Politik Identitas, Romo Syafi’i: Tidak Boleh Ada Penekanan Khusus

 Politik Identitas, Romo Syafi’i: Tidak Boleh Ada Penekanan Khusus

Mediaumat.id – Politik identitas yang diopinikan bahwa itu seolah-olah salah, direspons Anggota DPR RI dari Partai Gerindra Romo Syafi’i.

“Dari dasar filosofis, yuridis dan sosiologis, sebenarnya enggak boleh muncul ada penekanan khusus terhadap politik identitas,” ungkapnya di acara Bincang Hangat: Politik Identitas Salahnya di Mana? melalui kanal Youtube UIY Official, Senin (18/7/2022).

Romo mengatakan, politik identitas ini erat kaitannya dengan pemilu. “Hal yang sangat elementer bahwa hak untuk dipilih dan hak untuk memilih adalah hak asasi manusia sesuai dengan UUD 1945 pasal 28c ayat 2,” bebernya.

“Secara yuridis dijamin oleh UU no 39 tahun 99. Jadi secara filosofis, secara yuridis tidak ada pembatasan siapa yang harus dipilih dan siapa yang harus memilih,” imbuhnya.

Demikian pun, lanjutnya, secara sosiologis terdapat beragam identitas yang ada di negeri ini yang terangkum dalam slogan Bhineka Tunggal Ika. “Identitas yang berbeda menjadi ciri identitas keseluruhan bangsa Indonesia yang tidak boleh dipandang parsial tapi harus dipandang satu bangsa Indonesia,” tukasnya.

Keliru

Menurut Romo, yang menjadi masalah justru jika ada pembatasan berdasarkan identitas untuk berpartisipasi di dalam kontestasi politik. Ia mencontohkan kasus di Papua. “Saya baca sendiri ketentuan yang berlaku di sana itu bahwa yang mungkin menjadi kepala daerah di Papua itu harus mereka yang berdarah Papua. Kalau itu saya kira itu menyimpang. Ini politik identitas yang keliru,” nilainya.

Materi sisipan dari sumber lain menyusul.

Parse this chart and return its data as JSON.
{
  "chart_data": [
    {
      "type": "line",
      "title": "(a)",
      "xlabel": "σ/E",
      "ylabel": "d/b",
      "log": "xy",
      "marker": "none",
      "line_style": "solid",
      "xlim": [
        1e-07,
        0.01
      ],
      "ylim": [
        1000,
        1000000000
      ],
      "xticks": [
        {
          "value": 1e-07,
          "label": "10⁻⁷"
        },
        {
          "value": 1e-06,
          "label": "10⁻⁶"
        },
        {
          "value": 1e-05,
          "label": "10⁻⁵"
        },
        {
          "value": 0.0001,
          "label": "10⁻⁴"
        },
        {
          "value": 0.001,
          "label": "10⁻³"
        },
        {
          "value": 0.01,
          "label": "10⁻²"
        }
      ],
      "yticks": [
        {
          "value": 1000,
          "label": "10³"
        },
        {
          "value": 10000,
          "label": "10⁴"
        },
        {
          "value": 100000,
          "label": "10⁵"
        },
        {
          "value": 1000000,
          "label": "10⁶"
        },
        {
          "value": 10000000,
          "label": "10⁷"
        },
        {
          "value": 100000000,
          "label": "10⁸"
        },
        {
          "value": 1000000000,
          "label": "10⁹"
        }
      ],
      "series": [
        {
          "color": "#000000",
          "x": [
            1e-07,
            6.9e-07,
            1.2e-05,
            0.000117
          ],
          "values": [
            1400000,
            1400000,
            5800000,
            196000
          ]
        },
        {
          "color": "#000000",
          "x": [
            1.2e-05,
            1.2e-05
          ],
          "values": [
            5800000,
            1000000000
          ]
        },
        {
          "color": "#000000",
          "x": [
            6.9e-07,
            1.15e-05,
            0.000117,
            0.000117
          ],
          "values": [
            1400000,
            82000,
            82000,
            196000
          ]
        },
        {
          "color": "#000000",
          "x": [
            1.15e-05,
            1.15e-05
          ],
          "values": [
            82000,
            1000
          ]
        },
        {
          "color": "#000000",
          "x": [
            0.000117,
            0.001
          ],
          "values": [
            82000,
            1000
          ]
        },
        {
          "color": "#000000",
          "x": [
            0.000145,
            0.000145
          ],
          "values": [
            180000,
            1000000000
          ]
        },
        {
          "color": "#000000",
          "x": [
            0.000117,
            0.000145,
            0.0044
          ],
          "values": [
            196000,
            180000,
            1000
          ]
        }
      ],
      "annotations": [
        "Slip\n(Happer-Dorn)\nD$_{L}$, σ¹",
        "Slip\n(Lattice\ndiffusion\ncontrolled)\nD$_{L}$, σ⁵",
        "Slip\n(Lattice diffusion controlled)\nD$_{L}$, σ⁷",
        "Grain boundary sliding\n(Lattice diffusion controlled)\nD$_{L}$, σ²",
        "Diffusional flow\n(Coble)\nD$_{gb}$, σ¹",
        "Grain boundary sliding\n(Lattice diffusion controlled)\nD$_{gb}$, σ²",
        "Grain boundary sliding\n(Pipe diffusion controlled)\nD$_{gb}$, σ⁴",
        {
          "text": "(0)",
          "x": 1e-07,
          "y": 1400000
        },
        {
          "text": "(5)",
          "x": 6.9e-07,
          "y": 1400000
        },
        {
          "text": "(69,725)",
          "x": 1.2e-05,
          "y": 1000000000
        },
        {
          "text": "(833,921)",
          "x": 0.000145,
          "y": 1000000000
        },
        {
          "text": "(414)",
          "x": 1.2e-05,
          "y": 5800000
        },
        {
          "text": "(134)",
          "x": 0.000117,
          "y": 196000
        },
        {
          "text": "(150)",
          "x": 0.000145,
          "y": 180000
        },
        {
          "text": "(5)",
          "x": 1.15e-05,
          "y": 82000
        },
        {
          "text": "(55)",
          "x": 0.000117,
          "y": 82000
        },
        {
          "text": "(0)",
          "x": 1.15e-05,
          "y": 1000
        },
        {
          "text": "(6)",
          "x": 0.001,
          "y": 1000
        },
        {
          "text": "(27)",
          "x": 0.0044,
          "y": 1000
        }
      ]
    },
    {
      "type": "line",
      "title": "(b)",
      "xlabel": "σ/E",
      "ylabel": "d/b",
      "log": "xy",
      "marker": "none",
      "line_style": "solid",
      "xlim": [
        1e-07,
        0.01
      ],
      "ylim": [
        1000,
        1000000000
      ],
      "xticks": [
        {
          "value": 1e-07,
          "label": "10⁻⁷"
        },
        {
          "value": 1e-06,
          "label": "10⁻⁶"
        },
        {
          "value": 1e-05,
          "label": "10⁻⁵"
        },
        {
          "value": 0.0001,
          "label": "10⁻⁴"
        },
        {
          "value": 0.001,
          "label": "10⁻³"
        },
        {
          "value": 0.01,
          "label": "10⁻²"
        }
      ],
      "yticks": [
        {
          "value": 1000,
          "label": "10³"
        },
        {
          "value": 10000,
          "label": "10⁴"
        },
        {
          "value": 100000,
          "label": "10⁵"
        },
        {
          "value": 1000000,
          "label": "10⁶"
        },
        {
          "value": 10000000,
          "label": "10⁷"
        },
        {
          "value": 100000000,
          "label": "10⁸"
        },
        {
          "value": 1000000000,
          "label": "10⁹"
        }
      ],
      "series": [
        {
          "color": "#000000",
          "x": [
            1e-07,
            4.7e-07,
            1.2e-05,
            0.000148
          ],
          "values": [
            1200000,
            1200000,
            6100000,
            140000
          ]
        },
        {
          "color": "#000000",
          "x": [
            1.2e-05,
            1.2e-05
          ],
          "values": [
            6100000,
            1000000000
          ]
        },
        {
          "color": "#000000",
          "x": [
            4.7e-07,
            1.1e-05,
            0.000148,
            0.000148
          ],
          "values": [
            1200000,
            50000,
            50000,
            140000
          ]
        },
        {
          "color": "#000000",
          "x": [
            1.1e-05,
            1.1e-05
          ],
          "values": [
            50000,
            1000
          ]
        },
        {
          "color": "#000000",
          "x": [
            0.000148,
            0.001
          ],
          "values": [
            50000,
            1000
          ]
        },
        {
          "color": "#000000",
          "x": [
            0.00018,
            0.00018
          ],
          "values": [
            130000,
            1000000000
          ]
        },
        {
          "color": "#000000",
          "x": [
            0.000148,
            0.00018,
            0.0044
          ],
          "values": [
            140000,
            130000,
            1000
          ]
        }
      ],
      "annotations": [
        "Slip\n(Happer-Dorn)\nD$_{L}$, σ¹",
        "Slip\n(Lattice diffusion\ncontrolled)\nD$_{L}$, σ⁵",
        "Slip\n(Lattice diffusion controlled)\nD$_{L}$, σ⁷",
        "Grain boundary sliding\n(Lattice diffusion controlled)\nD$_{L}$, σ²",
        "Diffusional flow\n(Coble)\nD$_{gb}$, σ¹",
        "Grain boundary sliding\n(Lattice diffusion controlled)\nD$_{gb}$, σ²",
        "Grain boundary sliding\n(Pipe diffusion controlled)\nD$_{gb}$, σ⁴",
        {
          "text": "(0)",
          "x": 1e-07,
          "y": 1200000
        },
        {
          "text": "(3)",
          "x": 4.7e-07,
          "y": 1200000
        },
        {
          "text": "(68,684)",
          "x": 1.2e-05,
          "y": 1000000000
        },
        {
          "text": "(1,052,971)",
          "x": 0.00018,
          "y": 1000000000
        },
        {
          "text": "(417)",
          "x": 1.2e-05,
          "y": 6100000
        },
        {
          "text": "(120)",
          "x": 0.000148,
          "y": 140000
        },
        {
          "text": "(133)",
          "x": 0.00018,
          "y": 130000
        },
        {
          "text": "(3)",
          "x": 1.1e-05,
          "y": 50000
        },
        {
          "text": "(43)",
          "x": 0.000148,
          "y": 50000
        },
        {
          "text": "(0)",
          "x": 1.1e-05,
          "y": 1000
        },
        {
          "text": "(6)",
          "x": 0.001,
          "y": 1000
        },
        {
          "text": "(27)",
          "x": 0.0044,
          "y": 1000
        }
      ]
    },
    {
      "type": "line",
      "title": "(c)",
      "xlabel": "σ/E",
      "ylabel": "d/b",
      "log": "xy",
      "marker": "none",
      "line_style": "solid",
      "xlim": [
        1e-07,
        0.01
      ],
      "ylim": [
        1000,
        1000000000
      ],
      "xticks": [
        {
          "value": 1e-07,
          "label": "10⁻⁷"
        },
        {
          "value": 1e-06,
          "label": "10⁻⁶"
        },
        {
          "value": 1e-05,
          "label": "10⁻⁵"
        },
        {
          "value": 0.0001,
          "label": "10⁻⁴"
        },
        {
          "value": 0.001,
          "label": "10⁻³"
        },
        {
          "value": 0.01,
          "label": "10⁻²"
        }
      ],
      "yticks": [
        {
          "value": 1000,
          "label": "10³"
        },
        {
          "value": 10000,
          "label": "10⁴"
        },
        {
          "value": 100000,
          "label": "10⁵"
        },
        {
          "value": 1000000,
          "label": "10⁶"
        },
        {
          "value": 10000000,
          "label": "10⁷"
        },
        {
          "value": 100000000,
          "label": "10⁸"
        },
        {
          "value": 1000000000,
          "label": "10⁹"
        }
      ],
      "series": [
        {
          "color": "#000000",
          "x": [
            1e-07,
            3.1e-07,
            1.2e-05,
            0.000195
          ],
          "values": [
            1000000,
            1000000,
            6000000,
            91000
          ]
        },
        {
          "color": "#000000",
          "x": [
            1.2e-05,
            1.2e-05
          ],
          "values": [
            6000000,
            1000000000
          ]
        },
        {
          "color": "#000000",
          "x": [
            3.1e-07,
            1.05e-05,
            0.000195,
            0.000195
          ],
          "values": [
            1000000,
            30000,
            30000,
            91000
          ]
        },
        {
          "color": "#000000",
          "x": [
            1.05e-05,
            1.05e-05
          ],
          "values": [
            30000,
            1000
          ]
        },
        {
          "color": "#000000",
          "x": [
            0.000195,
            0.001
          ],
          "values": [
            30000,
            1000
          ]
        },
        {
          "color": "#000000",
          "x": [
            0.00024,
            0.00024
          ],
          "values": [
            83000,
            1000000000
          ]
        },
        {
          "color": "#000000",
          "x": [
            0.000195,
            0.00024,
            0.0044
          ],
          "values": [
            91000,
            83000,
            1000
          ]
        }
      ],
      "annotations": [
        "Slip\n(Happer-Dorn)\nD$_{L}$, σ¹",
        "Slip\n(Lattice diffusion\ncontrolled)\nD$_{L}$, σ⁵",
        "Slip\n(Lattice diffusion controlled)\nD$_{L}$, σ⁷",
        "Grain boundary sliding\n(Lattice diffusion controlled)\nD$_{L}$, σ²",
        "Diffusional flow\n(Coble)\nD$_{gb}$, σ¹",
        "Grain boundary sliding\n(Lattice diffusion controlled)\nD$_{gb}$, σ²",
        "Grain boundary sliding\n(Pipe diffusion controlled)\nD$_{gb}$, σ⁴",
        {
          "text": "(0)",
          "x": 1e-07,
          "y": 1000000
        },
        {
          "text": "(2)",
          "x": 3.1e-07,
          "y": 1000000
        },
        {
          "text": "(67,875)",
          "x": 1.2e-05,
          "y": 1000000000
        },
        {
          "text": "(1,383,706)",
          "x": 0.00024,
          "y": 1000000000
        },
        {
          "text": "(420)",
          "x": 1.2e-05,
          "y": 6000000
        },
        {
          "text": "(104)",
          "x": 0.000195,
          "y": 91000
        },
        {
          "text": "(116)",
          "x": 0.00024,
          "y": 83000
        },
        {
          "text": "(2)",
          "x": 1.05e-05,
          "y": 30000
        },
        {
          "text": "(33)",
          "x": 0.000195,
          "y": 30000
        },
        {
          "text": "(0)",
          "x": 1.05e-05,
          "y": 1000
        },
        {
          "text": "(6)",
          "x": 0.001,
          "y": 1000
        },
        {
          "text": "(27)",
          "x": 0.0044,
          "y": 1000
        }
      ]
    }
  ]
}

“Yang ingin saya batasi adalah politik identitas itu salah kalau yang boleh memajukan dirinya sebagai calon untuk dipilih harus sesuai dengan alamatnya, dia harus orang dalam teritorial itu dan beretnis di tempat itu serta mengabaikan bahwa ini adalah wilayah Negara Kesatuan Republik Indonesia. Ini saya kira keliru,” tegasnya.

Desakralisasi Agama

Romo menilai politik identitas yang berkonotasi negatif saat ini tidak terpisah dari upaya desakralisasi agama. “Larangan politik identitas yang merembet pada pelanggaran hukum, menurut saya, ini bagian dari upaya yang sistematis, terstruktur, masif, agar orang tidak lagi menjadikan agama (Islam) sebagai alasan untuk mengaktualisasikan pilihannya,” bebernya seraya menegaskan padahal itu dijamin UUD 1945 pasal 28e ayat 2.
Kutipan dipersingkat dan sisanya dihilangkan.